Sun Jan 11 13:30:28 EST 2004

[Kurt B. Kaiser]
>> I am talking about a modification to listobject.c, also.

[Martin v. Loewis]
> So you suggest that the list type become circular???

That's my understanding, but already belabored at length <wink>.

> That will cause a major ABI incompatibility, as all modules
> that use PyList_GET_SIZE need to be recompiled.

Well, the macros aren't supposed to be used outside the core -- external
extensions are supposed to be using the representation-hiding PyList_Size,
PyList_GetItem, PyList_SetItem functions.

If we keep it contiguous, users of the macros may need to be recompiled
anyway, since the layout of the list header would change.

> In addition, it causes a slow-down for the standard use of lists.

That's one of my two major objections.  The other is the enormous amount of
code changes that would be required throughout listobject.c -- all "the
usual" C idioms for mucking with vectors would no longer work correctly
as-is, whether it's the typical "for (p = list->ob_item: p < fence; ++p)"
loop, or use of library functions like memmove and memcpy.  That's a ton of
additional complication, with obvious bad implications for transparency,
stability, maintainability, code bloat, and efficiency.

> So you would make the general case slower, just to support a
> special case. Why are you proposing that?

Kurt's worried about the expense of memmove(), but not about the expense of
integer mod.  To be fair(er <wink>>), I'm not convinced that anyone has
dreamt up *detailed* suggestions sufficient to allow common queue access
patterns to be reasonably zippy.  Think about this one:

q = [incoming() for i in range(1000)]
while True:
    q.append(incoming())
    consume(q.pop(0))

That's just a queue in steady-state, with a backlog of 1000 but thereafter
with balanced entry and exit rates.

We currently realloc() q on every append(), rounding up its size, where "its
size" is taken from ob_size.  That would no longer be *correct*:  ob_size
stays steady at 1000, but append needs ever-larger indices relative to the
start of the allocated memory.  IOW, while ob_size bears a useful
relationship to the amount of memory we actually allocate tody, that
relationship would no longer hold (ob_size would become an arbitrarily poor
lower bound).

So what are we going to do instead, exactly?  We actually allocate enough
room for 1024 elements now (although Python doesn't currently remember
that).  If we start to remember when we're out of room, and memmove() the
whole blob left 24 slots when append hits the end of available room, then
every 24 (+-1 -- doesn't matter at this level) iterations of the loop, we
end up memmove'ing 1000 pointers.  If the steady-state backlog were, say,
1023 elements instead, we'd end up memmove'ing 1023 pointers on *every* loop
iteration, and each append becomes a linear-time operation.

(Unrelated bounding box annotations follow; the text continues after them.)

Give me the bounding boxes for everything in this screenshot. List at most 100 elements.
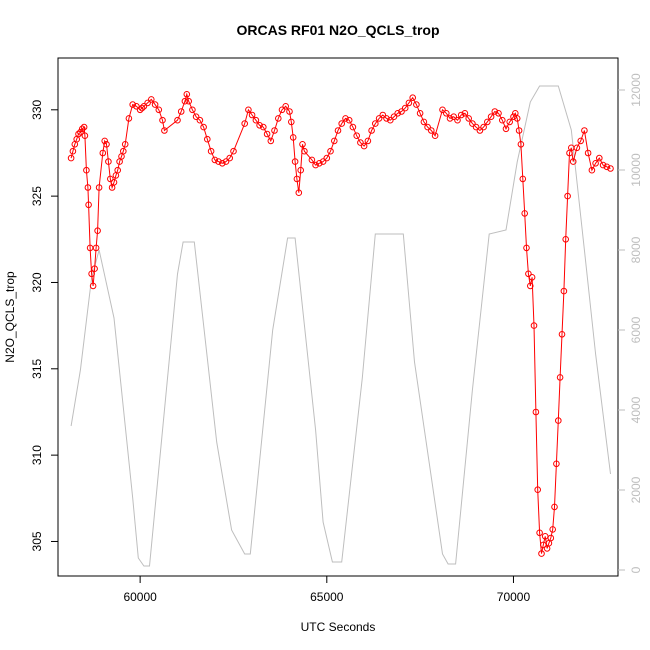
n2o-point <box>487 113 495 120</box>
n2o-point <box>301 147 308 155</box>
n2o-point <box>138 104 146 112</box>
y-tick-label: 315 <box>30 358 44 378</box>
n2o-point <box>499 116 506 124</box>
n2o-point <box>161 127 168 134</box>
n2o-point <box>549 526 557 533</box>
n2o-point <box>560 287 568 295</box>
n2o-point <box>534 486 542 494</box>
n2o-point <box>569 158 577 165</box>
y-axis-left: 305 310 315 320 325 330 <box>30 99 58 551</box>
n2o-point <box>390 113 398 120</box>
n2o-point <box>581 127 588 134</box>
n2o-point <box>573 144 581 152</box>
n2o-point <box>144 99 151 107</box>
n2o-point <box>263 130 271 138</box>
n2o-point <box>105 158 112 165</box>
n2o-point <box>295 189 303 196</box>
n2o-point <box>472 123 480 131</box>
n2o-point <box>110 179 118 186</box>
n2o-point <box>92 244 100 252</box>
n2o-point <box>120 147 127 155</box>
n2o-point <box>81 132 89 139</box>
plot-frame <box>57 57 619 577</box>
altitude-line <box>70 85 611 567</box>
n2o-point <box>256 122 263 129</box>
chart-title: ORCAS RF01 N2O_QCLS_trop <box>236 22 439 38</box>
n2o-point <box>599 161 607 169</box>
n2o-point <box>75 130 82 138</box>
x-axis: 60000 65000 70000 <box>123 576 530 604</box>
n2o-point <box>101 137 108 145</box>
n2o-point <box>271 127 278 134</box>
n2o-line <box>70 92 611 554</box>
n2o-point <box>200 123 207 131</box>
n2o-point <box>515 127 523 134</box>
n2o-point <box>174 116 181 124</box>
n2o-point <box>316 160 323 167</box>
n2o-point <box>114 166 121 174</box>
n2o-point <box>129 101 136 108</box>
n2o-point <box>245 106 252 114</box>
n2o-point <box>461 110 469 117</box>
n2o-point <box>323 154 331 162</box>
n2o-point <box>553 460 560 468</box>
n2o-point <box>596 154 603 162</box>
n2o-point <box>484 118 491 126</box>
n2o-point <box>431 132 439 139</box>
n2o-point <box>538 550 545 557</box>
n2o-point <box>155 106 163 114</box>
n2o-point <box>564 192 571 200</box>
n2o-point <box>360 142 368 150</box>
x-tick-label: 60000 <box>123 590 157 604</box>
n2o-point <box>331 137 338 145</box>
n2o-point <box>375 115 383 122</box>
n2o-point <box>189 106 196 114</box>
n2o-point <box>450 113 458 120</box>
n2o-point <box>95 184 103 191</box>
x-axis-label: UTC Seconds <box>301 620 376 634</box>
y-tick-label: 325 <box>30 186 44 206</box>
n2o-point <box>398 108 405 115</box>
n2o-point <box>394 110 402 117</box>
n2o-point <box>252 116 260 124</box>
n2o-point <box>312 161 319 169</box>
n2o-point <box>88 270 95 278</box>
n2o-point <box>558 331 566 338</box>
n2o-point <box>562 236 570 243</box>
n2o-point <box>91 265 98 273</box>
n2o-point <box>401 104 409 112</box>
n2o-point <box>226 154 233 162</box>
n2o-point <box>140 103 148 110</box>
n2o-point <box>80 123 88 131</box>
n2o-point <box>148 96 155 103</box>
n2o-point <box>319 158 327 165</box>
n2o-point <box>334 127 342 134</box>
n2o-point <box>443 110 450 117</box>
n2o-point <box>84 184 92 191</box>
n2o-point <box>177 108 185 115</box>
n2o-point <box>357 139 364 146</box>
n2o-point <box>510 113 517 120</box>
n2o-point <box>342 115 349 122</box>
n2o-point <box>107 175 114 183</box>
n2o-point <box>85 201 92 209</box>
n2o-point <box>556 374 564 381</box>
n2o-point <box>353 132 361 139</box>
n2o-point <box>338 120 346 127</box>
n2o-point <box>297 166 305 174</box>
n2o-point <box>286 108 293 115</box>
n2o-point <box>439 106 446 114</box>
n2o-point <box>536 529 543 537</box>
n2o-point <box>372 120 379 127</box>
n2o-point <box>521 210 529 217</box>
n2o-point <box>192 113 200 120</box>
n2o-point <box>94 227 101 234</box>
n2o-point <box>196 116 204 124</box>
n2o-point <box>469 120 476 127</box>
n2o-point <box>181 97 189 105</box>
n2o-point <box>293 175 301 183</box>
y-axis-right: 0 2000 4000 6000 8000 10000 12000 <box>618 73 643 573</box>
n2o-point <box>211 156 219 164</box>
n2o-point <box>551 503 558 511</box>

OTOH, if we "round up the size" based on the number of allocated (not used)
slots, then we get back amortized O(1) time per append -- but the amount of
allocated memory needed by the example grows without bound, despite that the
number of used slots remains constant.

No "pure" strategy I've seen seems good enough.  A circular implementation
has no problem with the example, or, indeed, with any queue access pattern,
although a circular implementation would be reluctant to reduce the amount
of allocated space when the number of used slots decreases (since the unused
slots are "a hole in the middle" of the allocated slots, and we can't give
back a hole to the system malloc).